I've decided he's like a puppy. An excited, fresh-from-the-pound golden retriever puppy, who is excited and jumps all over you and playfully licks in its quest to find an owner. While the energy and cuteness draws you in and makes you want to take him home and love him all night, he is still a canine. And like any puppy, he will inevitably crap on your carpet and need to be hit on the head with a rolled-up newspaper.
BAD, BAD, GREEK HOTTIE! YOU ARE MOVING TOO FAST!!
He called me today. Yes, about 14 hours later-- for someone without a cell phone, he certainly knows how to reach out and touch a sister-- and he will call me every day if I ask him to. And he will also grow his facial hair because I told him I liked the way it looked on our first date.
I guess I should be swooning, but I'm not. You would think a fine, tall, foreign glass of milk who is willing to do whatever I ask would be a dream come true, and yet I'm spent (like the money in his wallet must be if I can't even get a meal!).
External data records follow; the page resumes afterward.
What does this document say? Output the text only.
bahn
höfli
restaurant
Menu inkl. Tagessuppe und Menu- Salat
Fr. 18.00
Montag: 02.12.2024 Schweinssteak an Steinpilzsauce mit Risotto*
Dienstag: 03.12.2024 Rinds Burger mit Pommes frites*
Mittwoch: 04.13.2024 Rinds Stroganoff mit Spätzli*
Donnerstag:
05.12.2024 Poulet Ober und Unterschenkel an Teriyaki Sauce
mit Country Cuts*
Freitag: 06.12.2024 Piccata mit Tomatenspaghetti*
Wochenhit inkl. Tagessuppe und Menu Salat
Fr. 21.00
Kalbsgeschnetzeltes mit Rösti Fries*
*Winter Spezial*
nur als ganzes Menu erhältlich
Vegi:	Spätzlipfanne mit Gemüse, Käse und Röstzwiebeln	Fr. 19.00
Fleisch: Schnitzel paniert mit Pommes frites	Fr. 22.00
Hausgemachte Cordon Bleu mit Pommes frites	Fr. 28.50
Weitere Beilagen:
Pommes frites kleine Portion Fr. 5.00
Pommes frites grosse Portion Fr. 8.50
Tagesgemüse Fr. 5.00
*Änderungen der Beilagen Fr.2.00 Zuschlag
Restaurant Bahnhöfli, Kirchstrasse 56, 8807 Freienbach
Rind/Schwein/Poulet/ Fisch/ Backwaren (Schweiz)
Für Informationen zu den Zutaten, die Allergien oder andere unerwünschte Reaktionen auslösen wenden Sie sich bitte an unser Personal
I've got the mentality of a 40-year-old divorcee: cold, bitter, cynical, and feeling emotionally chubby. No matter how fine he may be, I just don't want someone all up in my George Foreman (grill) unless they can engage in thoughtful discourse on race, drink red wine, decipher my drunken texts, write sonnets in iambic pentameter, and sit with me and watch
Teenage Mutant Ninja Turtles II: The Secret of the Ooze. Oh yeah, and if they have to STAY IN MY TIME ZONE.
I worry that someone who can start an exclusive relationship after 2 dates may be a bit fickle in his affections. Am I wrong? Leave an opinion.
And, here's another question: If you could be a Ninja Turtle, which one would you be???
I think I'd be Raphael, the angsty one.